There has also been a growing realisation that to halt – and begin to reverse – the spread of HIV, we all need to do more, and do it faster. This change of pace has created challenges to keep the work of donors harmonised and to maintain quality control in rapidly expanding programming.

Funding arrangements are changing, both in terms of the scale of the funding and the impact that the funding has. The Global Fund and World Bank are both increasing their levels of funding for HIV, increasing possibilities in individual countries. However, this also raises issues about the capacity of countries to absorb and use this extra money, and the nature of the relationships between governments and civil society organisations themselves.

While new money means that civil society organisations can make a much larger contribution, it brings with it a greater risk of non-governmental and community-based organisations losing their ability to mobilise support and simply becoming implementing subcontractors.
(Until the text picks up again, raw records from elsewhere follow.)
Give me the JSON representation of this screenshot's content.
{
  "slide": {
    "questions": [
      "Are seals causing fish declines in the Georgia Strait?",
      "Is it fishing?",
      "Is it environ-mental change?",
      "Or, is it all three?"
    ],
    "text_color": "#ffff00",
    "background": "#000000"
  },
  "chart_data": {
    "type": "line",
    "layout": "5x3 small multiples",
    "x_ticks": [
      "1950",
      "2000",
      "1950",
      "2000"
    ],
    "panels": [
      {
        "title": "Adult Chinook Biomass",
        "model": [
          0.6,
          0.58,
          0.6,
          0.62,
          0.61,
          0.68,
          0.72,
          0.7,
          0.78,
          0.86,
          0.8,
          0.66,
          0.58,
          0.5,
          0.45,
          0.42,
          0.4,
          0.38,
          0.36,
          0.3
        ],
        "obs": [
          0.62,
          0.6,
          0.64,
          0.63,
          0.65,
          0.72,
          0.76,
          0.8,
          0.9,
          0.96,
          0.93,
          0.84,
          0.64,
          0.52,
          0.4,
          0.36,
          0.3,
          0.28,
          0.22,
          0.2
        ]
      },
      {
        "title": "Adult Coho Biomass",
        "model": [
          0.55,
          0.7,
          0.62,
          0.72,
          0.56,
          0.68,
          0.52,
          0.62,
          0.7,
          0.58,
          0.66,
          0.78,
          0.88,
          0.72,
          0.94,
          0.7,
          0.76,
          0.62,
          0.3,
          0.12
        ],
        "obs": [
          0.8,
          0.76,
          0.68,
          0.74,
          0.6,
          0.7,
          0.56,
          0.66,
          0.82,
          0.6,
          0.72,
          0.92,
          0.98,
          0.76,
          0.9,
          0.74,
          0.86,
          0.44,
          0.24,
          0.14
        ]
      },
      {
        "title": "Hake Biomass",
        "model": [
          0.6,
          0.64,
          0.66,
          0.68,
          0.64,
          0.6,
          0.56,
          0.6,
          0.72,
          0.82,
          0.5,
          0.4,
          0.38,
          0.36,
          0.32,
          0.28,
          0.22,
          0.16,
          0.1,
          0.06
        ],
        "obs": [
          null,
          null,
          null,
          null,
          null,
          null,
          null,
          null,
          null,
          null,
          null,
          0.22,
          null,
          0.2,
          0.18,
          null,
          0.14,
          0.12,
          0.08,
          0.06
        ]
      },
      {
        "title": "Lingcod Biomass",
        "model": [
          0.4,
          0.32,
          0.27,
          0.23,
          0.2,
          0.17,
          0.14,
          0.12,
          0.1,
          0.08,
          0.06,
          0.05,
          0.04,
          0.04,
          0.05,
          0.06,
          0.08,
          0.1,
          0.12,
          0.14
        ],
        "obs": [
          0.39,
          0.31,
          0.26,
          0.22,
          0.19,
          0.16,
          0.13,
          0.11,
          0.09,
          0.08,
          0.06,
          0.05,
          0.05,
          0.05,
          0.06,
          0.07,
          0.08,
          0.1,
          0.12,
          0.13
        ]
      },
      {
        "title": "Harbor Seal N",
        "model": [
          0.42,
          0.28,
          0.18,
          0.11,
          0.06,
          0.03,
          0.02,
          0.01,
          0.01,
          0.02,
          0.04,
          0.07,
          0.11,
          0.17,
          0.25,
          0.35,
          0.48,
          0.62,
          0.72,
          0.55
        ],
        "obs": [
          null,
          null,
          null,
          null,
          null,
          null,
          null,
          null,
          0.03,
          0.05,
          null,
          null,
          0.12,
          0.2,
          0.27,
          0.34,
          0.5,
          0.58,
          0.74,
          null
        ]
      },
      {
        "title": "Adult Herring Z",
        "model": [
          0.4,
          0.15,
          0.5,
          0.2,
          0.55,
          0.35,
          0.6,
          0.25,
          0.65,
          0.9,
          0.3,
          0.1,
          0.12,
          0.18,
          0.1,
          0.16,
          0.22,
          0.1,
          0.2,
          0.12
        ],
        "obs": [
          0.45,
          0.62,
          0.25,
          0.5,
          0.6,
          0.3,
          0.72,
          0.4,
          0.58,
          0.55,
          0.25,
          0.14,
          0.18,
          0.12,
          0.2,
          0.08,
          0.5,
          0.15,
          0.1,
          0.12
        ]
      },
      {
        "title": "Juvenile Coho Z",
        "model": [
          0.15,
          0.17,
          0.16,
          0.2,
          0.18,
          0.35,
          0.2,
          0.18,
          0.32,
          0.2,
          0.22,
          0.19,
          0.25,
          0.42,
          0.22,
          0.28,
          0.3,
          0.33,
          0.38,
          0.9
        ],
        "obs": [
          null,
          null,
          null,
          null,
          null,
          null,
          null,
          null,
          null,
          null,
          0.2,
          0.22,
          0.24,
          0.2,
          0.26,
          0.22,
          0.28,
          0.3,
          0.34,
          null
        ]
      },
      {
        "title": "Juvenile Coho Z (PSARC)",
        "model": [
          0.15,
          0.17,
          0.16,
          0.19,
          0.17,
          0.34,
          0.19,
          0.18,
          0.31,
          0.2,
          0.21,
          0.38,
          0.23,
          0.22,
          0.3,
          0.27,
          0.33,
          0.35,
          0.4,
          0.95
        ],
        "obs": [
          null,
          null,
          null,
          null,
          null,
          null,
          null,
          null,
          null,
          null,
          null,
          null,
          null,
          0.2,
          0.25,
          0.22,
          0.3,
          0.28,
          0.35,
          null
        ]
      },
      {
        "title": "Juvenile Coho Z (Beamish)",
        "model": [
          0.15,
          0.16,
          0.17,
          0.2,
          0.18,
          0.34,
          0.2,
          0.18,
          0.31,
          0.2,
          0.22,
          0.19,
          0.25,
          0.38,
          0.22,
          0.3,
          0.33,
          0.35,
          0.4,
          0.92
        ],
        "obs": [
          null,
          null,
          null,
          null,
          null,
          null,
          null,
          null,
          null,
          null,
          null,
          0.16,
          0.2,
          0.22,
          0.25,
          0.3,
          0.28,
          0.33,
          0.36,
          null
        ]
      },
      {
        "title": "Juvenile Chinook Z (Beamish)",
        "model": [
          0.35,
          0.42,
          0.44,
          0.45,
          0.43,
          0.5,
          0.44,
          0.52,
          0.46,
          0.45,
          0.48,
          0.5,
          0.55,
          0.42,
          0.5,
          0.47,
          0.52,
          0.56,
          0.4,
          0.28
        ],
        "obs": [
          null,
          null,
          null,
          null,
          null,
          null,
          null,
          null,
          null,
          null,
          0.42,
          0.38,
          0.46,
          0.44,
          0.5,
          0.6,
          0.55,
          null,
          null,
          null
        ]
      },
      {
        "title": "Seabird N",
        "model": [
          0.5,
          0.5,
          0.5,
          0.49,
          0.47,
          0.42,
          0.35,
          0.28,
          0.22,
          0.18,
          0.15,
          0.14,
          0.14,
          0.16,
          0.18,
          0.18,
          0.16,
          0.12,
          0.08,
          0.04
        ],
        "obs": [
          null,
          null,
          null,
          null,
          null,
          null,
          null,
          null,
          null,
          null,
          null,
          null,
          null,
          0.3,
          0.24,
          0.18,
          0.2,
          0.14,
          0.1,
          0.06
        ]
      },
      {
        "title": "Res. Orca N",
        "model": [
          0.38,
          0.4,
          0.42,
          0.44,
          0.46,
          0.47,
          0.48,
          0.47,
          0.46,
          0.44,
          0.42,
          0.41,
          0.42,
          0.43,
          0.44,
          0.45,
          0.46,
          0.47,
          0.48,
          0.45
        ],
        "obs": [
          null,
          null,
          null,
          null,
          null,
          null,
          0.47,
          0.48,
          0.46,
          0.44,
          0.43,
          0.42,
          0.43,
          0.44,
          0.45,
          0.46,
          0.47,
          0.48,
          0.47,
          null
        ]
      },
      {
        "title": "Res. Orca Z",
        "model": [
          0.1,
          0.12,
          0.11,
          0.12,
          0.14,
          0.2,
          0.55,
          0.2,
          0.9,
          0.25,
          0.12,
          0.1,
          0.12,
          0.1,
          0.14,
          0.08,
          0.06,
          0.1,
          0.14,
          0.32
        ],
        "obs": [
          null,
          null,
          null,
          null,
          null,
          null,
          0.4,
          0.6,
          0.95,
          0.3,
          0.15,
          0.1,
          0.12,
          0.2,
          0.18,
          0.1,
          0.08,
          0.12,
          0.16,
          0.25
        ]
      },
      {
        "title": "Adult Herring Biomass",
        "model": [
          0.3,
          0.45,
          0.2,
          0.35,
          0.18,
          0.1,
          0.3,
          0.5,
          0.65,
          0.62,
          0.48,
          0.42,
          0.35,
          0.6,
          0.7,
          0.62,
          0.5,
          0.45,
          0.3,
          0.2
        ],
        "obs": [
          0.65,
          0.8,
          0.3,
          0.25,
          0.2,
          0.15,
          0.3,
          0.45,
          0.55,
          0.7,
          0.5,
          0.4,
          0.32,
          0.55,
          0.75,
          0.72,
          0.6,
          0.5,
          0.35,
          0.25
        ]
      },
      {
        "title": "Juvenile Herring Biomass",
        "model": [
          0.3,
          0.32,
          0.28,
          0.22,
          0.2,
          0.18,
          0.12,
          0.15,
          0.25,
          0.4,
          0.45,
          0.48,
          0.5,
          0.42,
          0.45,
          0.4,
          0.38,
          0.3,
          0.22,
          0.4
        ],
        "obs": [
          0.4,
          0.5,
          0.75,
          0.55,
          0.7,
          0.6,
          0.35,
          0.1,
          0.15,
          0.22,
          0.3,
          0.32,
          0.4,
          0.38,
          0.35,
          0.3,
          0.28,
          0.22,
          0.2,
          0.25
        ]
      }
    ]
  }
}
One way to avoid this is by having national intermediaries in each country, along the lines we set up when the Alliance was established.

More recently, anti-retroviral treatment has become increasingly available, and this has led to a shift in the general approach taken to programming. For example, there has been increased pressure for short-term results, sometimes at the expense of taking a capacity-building, developmental approach. The nature of HIV as a chronic emergency has increased the need for a dual approach: addressing immediate HIV-specific needs, while carrying out more long-term work on underlying factors and contexts.

Civil society needs to engage with and challenge the policies and programmes of other bodies, including government and health organisations, in the struggle against the epidemic.